Each entry will be selectable after you've done something
specifically.
Hidden article #1: Utter bollocks.
Was written by Stefan and me when we were very drunk (or at
least I was). It contains a lot of bullshit, not much more. It is
accessible by selecting the "ST NEWS Colofon" article 42 times in
a row, where you'll each time have to scroll to the bottom of it.
Hidden article #2: Quite normal, actually.
Written by TS of the Spirits of Doom, this is a little story
about a creature called Fluffy. There's nothing wrong or obscene
with this article, and it was hidden because we thought it didn't
really fit in the Convention set-up of that issue.
It is selectable after pressing ALT+M in the menu screen.
Hidden article #3: Downright disgusting. Undescribably much so.
This is definitely the worst article we ever published, and the
reason why it is hidden is obvious once you've read it. It
involves some very unusual things you can do with kids, animals,
dung, whips, babies, grandmothers and stuff like that. The author
is known by us, but we found it better not to mention his name
because he is a very popular person in the ST world that would
probably not benefit from this. All you need to know is that it
wasn't Stefan or me.
Because of the vulgarity of this article we are not going to
reveal how to get to it. We actually regret ever having published
it, and reading it would cause you all to get a very different
(i.e. utterly bad) opinion about us, and about ST NEWS.
So find it out by yourself!
Please be warned: It is terrible, and the least it will do is
put you off your dinner for the next couple of days.
ST NEWS Volume 6 Issue 2
Yeah, I bet you would really like to know how to get to this
issue's hidden articles!
Well, I am afraid I am not going to reveal that to you. All I
can say is what they are about. You have to find out by yourself
how to get to them.
Hidden article #1: Slightly sentimental.
Contains, among some deep thinking, the song lyrics to a song
called "Solitude" by Black Sabbath (and some more songs).
Hidden article #2: Very weird in a strange way.
Never has Stefan gone this deep. Featuring in a Monty Python-
like piece of long prose, he talks about religion, guitars, Cola
and oak trees.

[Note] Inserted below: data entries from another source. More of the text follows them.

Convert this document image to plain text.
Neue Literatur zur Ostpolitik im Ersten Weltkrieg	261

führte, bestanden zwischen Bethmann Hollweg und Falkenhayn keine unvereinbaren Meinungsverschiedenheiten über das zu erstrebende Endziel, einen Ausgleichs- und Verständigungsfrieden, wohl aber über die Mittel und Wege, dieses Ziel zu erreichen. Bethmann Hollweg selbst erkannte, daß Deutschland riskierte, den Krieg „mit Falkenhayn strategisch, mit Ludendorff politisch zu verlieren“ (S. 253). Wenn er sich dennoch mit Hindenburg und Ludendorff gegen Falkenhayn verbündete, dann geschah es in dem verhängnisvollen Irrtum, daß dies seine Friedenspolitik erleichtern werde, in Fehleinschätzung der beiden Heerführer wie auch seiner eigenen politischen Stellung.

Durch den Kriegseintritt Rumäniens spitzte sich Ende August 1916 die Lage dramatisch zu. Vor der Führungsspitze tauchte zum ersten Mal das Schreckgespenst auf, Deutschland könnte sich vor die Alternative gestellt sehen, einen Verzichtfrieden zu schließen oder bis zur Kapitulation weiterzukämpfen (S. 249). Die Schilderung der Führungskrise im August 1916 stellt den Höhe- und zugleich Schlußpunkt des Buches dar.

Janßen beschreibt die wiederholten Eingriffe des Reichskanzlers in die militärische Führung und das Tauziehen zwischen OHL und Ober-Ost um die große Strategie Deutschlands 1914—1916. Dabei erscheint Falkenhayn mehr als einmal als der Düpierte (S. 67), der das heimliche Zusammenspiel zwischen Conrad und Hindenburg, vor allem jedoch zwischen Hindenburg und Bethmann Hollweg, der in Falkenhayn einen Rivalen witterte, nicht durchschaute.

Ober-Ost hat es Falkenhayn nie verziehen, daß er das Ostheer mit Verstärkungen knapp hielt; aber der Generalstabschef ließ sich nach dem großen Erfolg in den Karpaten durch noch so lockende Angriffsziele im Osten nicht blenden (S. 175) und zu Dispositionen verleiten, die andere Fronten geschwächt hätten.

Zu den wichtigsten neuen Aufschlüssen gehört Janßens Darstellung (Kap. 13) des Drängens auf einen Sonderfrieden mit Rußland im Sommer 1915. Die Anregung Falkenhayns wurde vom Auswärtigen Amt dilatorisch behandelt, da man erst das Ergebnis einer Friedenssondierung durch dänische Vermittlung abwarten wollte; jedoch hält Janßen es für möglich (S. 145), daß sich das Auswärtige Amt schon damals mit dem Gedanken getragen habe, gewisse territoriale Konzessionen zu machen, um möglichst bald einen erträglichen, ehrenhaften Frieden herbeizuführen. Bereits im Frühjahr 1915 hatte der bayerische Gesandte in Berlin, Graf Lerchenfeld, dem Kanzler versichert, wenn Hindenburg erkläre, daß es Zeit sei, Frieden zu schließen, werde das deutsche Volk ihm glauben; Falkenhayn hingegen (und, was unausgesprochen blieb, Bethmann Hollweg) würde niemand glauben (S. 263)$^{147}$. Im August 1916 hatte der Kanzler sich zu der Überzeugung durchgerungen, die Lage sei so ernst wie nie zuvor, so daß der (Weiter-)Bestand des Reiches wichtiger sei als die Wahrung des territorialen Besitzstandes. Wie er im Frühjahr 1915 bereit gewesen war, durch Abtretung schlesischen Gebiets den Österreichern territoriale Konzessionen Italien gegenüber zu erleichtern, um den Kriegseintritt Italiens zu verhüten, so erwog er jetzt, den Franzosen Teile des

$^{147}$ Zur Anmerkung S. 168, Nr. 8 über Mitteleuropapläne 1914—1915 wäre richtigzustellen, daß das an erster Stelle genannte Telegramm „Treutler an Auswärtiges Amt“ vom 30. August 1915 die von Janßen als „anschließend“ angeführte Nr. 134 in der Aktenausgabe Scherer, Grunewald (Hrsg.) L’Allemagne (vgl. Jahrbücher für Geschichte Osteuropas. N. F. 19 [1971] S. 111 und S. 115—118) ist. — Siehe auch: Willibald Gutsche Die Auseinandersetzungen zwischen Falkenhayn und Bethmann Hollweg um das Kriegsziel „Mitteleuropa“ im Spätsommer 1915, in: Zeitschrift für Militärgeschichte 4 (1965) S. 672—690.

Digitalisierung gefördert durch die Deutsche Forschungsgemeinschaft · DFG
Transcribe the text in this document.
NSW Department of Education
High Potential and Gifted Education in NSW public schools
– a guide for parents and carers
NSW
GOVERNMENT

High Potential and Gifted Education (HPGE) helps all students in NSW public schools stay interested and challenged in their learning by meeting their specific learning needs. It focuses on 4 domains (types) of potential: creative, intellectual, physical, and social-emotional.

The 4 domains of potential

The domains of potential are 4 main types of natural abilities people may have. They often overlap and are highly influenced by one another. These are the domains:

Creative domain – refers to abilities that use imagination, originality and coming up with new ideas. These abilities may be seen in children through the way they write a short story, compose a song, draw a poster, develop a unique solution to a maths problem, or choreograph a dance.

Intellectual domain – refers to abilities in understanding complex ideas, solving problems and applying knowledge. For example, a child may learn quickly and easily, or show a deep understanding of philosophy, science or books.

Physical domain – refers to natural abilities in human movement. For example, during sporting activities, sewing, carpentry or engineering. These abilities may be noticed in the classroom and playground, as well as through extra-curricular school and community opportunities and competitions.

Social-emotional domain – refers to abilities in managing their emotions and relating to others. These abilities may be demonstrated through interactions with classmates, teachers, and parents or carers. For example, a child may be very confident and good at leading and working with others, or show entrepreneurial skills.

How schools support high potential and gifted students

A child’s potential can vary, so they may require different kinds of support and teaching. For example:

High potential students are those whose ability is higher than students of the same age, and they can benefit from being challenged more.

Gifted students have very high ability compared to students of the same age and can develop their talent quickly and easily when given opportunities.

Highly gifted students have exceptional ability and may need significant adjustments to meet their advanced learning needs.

All, of course, faithfully captured by yours
truly.
We were not on Plantiac when we did this, because the shop
around the corner didn't stock any. We were on De Kuyper Vieux.
Hidden article #3: A look into the future.
This article was written by The Nutty Snake (i.e. Alex of QX).
It covers a hypothetical future of ST NEWS, and was so much
licking our heels that we considered it arrogant not to hide it.
So we hid it.
Hidden article #4: A SOD compilation.
Something very weird we got from some superficial acquaintances.
Hidden article #5: Gore letter plus more.
The reply to the third hidden article of the previous issue,
which tells more than enough about what it is all about. It is
just as filthy, and it therefore hidden much in the same way as
the filthy one of the previous issue...
The Official ST NEWS International Christmas Coding Convention
Vid'
Yes. There's even a hidden bit on the ST NEWS International
Christmas Coding Convention bit (see the "Merchandise" article,
elsewhere in this issue of ST NEWS). This is what you have to do:
You have to stand on your hands, yell "EVERYBODY IS A MOTHER
F.CKER" with the windows open, and wait for about 2 minutes after
the supposed end of the vid' without pressing STOP.
The hidden vid' bit contains various fascinating scenes, that's
all I am prepared to say.
Disclaimer
The text of the articles is identical to the originals like they appeared
in old ST NEWS issues. Please take into consideration that the author(s)
was (were) a lot younger and less responsible back then. So bad jokes,
bad English, youthful arrogance, insults, bravura, over-crediting and
tastelessness should be taken with at least a grain of salt. Any contact
and/or payment information, as well as deadlines/release dates of any
kind should be regarded as outdated. Due to the fact that these pages are
not actually contained in an Atari executable here, references to scroll
texts, featured demo screens and hidden articles may also be irrelevant.